Water flows through a tube shown in figure. The area of cross section at A and B are 1 cm² and 0.5 cm² respectively. The height difference between A and B is 5 cm. If the speed of water at A is 10 cm s find (a) the speed at B and (b) the difference in pressures at A and B.

Answer 1

Given:
Difference in the heights of A and B = 5 cm
Area of cross section at A, a_a = 1 cm²
Area of cross section at B, a_b = 0.5 cm²
Speed of water at A, \[v_A\]=10 cms

(a) From the equation of continuity, we have:

\[ \vec{V}_A \times a_A = \vec{V}_B \times a_B \]

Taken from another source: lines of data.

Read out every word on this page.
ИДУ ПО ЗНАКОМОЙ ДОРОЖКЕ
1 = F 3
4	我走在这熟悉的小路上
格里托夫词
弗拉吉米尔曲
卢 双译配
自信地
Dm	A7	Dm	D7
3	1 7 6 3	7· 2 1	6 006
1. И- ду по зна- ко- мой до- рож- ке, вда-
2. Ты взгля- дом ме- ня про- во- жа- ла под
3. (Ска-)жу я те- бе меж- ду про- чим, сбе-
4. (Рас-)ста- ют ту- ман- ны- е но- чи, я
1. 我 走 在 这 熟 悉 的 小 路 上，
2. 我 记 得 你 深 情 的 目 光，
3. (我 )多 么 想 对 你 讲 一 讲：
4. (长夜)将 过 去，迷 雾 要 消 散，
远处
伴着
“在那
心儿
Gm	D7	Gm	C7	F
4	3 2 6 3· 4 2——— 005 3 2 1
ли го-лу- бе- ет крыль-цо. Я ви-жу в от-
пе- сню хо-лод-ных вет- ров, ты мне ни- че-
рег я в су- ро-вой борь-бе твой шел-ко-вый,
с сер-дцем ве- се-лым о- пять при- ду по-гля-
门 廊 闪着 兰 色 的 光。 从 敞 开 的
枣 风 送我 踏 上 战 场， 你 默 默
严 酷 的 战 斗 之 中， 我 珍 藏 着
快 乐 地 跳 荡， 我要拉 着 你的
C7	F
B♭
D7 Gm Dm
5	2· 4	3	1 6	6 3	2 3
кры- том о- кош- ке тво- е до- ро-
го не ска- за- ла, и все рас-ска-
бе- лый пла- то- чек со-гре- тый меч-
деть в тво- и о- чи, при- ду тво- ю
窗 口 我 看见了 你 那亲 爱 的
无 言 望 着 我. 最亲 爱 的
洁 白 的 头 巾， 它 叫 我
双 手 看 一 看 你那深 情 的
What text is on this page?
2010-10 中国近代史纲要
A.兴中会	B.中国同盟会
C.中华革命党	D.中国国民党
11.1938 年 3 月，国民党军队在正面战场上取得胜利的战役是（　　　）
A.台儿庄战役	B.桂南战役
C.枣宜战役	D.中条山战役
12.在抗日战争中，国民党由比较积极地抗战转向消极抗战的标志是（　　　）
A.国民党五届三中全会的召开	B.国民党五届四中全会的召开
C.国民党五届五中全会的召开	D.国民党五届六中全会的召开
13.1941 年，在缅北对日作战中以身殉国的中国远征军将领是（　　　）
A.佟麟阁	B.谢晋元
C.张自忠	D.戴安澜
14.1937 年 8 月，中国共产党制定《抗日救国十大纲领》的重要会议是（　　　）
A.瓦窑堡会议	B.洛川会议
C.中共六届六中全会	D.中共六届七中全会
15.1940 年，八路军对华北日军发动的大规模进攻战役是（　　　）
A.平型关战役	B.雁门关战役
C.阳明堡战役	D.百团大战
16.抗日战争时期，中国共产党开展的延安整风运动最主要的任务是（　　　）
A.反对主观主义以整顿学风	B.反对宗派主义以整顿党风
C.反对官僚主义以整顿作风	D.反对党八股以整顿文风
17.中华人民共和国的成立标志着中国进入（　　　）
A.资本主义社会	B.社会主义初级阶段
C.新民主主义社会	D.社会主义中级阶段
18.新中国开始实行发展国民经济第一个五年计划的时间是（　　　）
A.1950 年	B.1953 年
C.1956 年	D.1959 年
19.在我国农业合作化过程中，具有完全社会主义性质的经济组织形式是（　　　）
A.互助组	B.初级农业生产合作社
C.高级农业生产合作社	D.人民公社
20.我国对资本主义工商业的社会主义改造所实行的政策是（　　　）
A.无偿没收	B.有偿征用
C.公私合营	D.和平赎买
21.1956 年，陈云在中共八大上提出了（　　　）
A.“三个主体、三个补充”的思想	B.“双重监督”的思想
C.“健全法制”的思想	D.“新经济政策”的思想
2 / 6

\[ \Rightarrow 10 \times 1 = \vec{V}_B \times 0 . 5\]

\[ \Rightarrow \vec{V}_B = 20 \text{ cm}/s\]

The required speed of water at cross section B is 20 cms

(b) From Bernoulli's equation, we get:

\[ \frac{1}{2}\rho v_A^2 + ρ g h_A + P_A = \frac{1}{2}\rho v_B^2 + ρ g h_A + P_B \]

\[ \Rightarrow P_B - P_A = \frac{1}{2}\rho\left( v_A^2 - v_B^2 \right) + ρg\left( h_A - h_B \right)\]

Here,
P_A and P_B are the pressures at A and B, respectively.
h_A and h_B are the heights of points A and B, respectively.
ρ is the density of the liquid.
On substituting the values, we have:

\[P_B - P_A = \frac{1}{2} \times 1(100 - 400) + 1 \times 1000(5 . 0)\]

\[ = - 150 + 5000 = 4850 \text{ Dyne}/ {cm}^2 \]

\[ = 485 N/ m^2\]

herefore, the required pressure difference at A and B is 485 N/m².